Il est manifeste à tous ceux qui ont un peu lu que presque tous les livres de science, et principalement ceux qui traitent de la physique, de la médecine, de la chimie et de toutes les choses particulières de la nature, sont tout pleins de raisonnements fondés sur les qualités élémentaires et sur les qualités secondes, comme les attractrices, les rétentrices, les concoctrices, les expultrices et autres semblables, sur d’autres qu’ils appellent occultes, sur les vertus spécifiques et sur plusieurs autres entités que les hommes composent de l’idée générale de l’être et de celle de la cause de l’effet qu’ils voient. Ce qui semble ne pouvoir arriver qu’à cause de la facilité qu’ils ont à considérer l’idée de l’être en général, qui est toujours présente à leur esprit par la présence intime de celui qui renferme tous les êtres.

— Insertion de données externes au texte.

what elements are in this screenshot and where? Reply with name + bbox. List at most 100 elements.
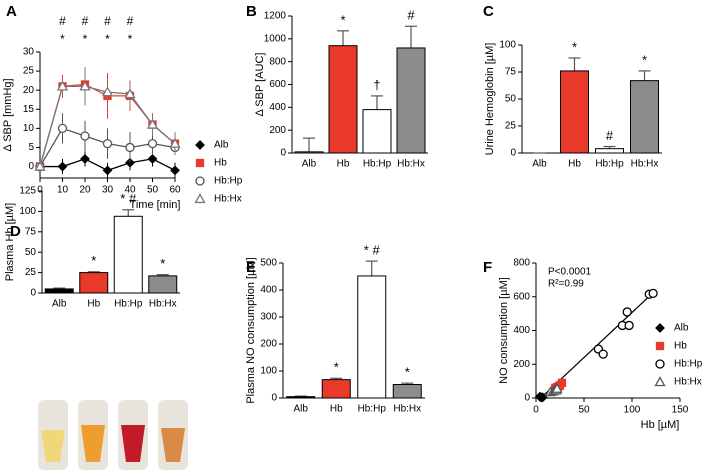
bar [321, 379, 351, 399]
y-tick-label: 200 [513, 359, 530, 370]
marker [57, 161, 68, 172]
significance-mark: * # [120, 191, 137, 206]
bar [328, 45, 358, 154]
x-tick-label: 0 [533, 405, 539, 416]
bar [79, 272, 109, 294]
x-tick-label: Alb [302, 159, 317, 170]
panel-label: E [246, 259, 256, 276]
marker [101, 86, 114, 97]
significance-mark: # [82, 14, 89, 28]
marker [146, 118, 159, 129]
y-tick-label: 25 [23, 66, 35, 77]
significance-mark: * [340, 12, 345, 27]
y-axis-label: Plasma NO consumption [µM] [245, 257, 257, 403]
bar [392, 384, 422, 399]
bar [630, 80, 659, 154]
marker [169, 137, 181, 148]
marker [124, 88, 136, 99]
y-tick-label: 600 [513, 291, 530, 302]
y-tick-label: 1200 [264, 11, 287, 22]
stat-text: P<0.0001 [548, 267, 592, 278]
y-tick-label: 0 [30, 288, 36, 299]
y-axis-label: Plasma Hb [µM] [4, 203, 16, 281]
marker [170, 165, 180, 176]
x-tick-label: Alb [532, 159, 547, 170]
x-tick-label: 30 [102, 185, 114, 196]
tube-liquid [161, 428, 185, 462]
marker [125, 142, 135, 153]
marker [624, 320, 634, 331]
y-tick-label: 500 [260, 258, 277, 269]
legend-label: Hb:Hx [674, 377, 702, 388]
y-tick-label: 0 [510, 148, 516, 159]
marker [147, 153, 158, 164]
y-tick-label: 30 [23, 47, 35, 58]
significance-mark: # [127, 14, 134, 28]
x-tick-label: Hb [337, 159, 350, 170]
x-tick-label: Hb:Hp [363, 159, 392, 170]
y-tick-label: 200 [269, 125, 286, 136]
marker [655, 323, 665, 333]
y-tick-label: 1000 [264, 33, 287, 44]
panel-label: F [483, 259, 492, 276]
significance-mark: * [105, 32, 110, 46]
significance-mark: * [642, 52, 647, 67]
legend-label: Hb:Hx [214, 194, 242, 205]
marker [598, 349, 608, 359]
significance-mark: * [334, 360, 339, 375]
significance-mark: † [373, 77, 380, 92]
x-tick-label: Hb:Hx [631, 159, 659, 170]
panel-label: C [483, 3, 494, 20]
significance-mark: # [606, 128, 614, 143]
marker [80, 153, 90, 164]
y-tick-label: 25 [505, 121, 517, 132]
x-tick-label: 50 [578, 405, 590, 416]
y-tick-label: 0 [28, 161, 34, 172]
significance-mark: * # [364, 243, 381, 258]
legend-label: Alb [214, 140, 229, 151]
y-axis-label: Δ SBP [mmHg] [2, 78, 14, 151]
y-tick-label: 125 [19, 186, 36, 197]
marker [34, 160, 46, 171]
x-tick-label: Hb:Hp [358, 404, 387, 415]
y-tick-label: 75 [505, 67, 517, 78]
marker [195, 140, 205, 150]
bar [595, 148, 624, 154]
y-tick-label: 400 [513, 325, 530, 336]
y-tick-label: 800 [513, 258, 530, 269]
y-axis-label: Δ SBP [AUC] [254, 52, 266, 116]
x-tick-label: Alb [294, 404, 309, 415]
y-tick-label: 100 [19, 206, 36, 217]
x-tick-label: 150 [672, 405, 689, 416]
marker [551, 382, 563, 393]
x-tick-label: 10 [57, 185, 69, 196]
panel-label: D [10, 223, 21, 240]
x-axis-label: Time [min] [130, 199, 181, 211]
y-tick-label: 0 [280, 148, 286, 159]
bar [396, 47, 426, 154]
marker [195, 176, 205, 186]
y-tick-label: 75 [25, 226, 37, 237]
marker [102, 165, 113, 176]
y-axis-label: NO consumption [µM] [498, 277, 510, 384]
y-tick-label: 50 [25, 247, 37, 258]
marker [622, 307, 632, 317]
legend-label: Hb:Hp [214, 176, 243, 187]
bar [362, 109, 392, 154]
y-tick-label: 300 [260, 312, 277, 323]
y-tick-label: 25 [25, 267, 37, 278]
y-tick-label: 0 [271, 393, 277, 404]
x-tick-label: Hb [330, 404, 343, 415]
bar [113, 215, 143, 294]
marker [102, 138, 113, 149]
significance-mark: * [128, 32, 133, 46]
significance-mark: # [59, 14, 66, 28]
x-tick-label: 40 [124, 185, 136, 196]
x-tick-label: Hb [87, 299, 100, 310]
marker [648, 288, 658, 299]
bar [286, 396, 316, 399]
stat-text: R²=0.99 [548, 279, 584, 290]
marker [655, 359, 665, 369]
significance-mark: * [405, 365, 410, 380]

Si les philosophes ordinaires se contentaient de donner leur physique simplement comme une logique qui fournirait des termes propres pour parler des choses de la nature, et s’ils laissaient en repos ceux qui attachent à ces termes des idées distinctes et particulières afin de se faire entendre, on ne trouverait rien à reprendre dans leur conduite. Mais ils prétendent eux-mêmes expliquer la nature par leurs idées générales et abstraites, comme si la nature était abstraite ; et ils veulent absolument que la physique de leur maître Aristote soit une véritable physique qui explique le fond des choses, et non pas simplement une logique, quoiqu’elle ne contienne rien de supportable que quelques définitions si vagues et quelques termes si généraux, qu’ils peuvent servir dans toutes sortes de philosophie. Ils sont enfin si fort entêtés de toutes ces entités imaginaires et de ces idées vagues et indéterminées qui leur naissent naturellement dans l’esprit, qu’ils sont incapables de s’arrêter assez long-temps à considérer les idées réelles des choses pour en reconnaître la solidité et l’évidence. Et c’est ce qui est la cause de l’extrême ignorance où ils sont des vrais principes de physique. Il en faut donner quelque preuve.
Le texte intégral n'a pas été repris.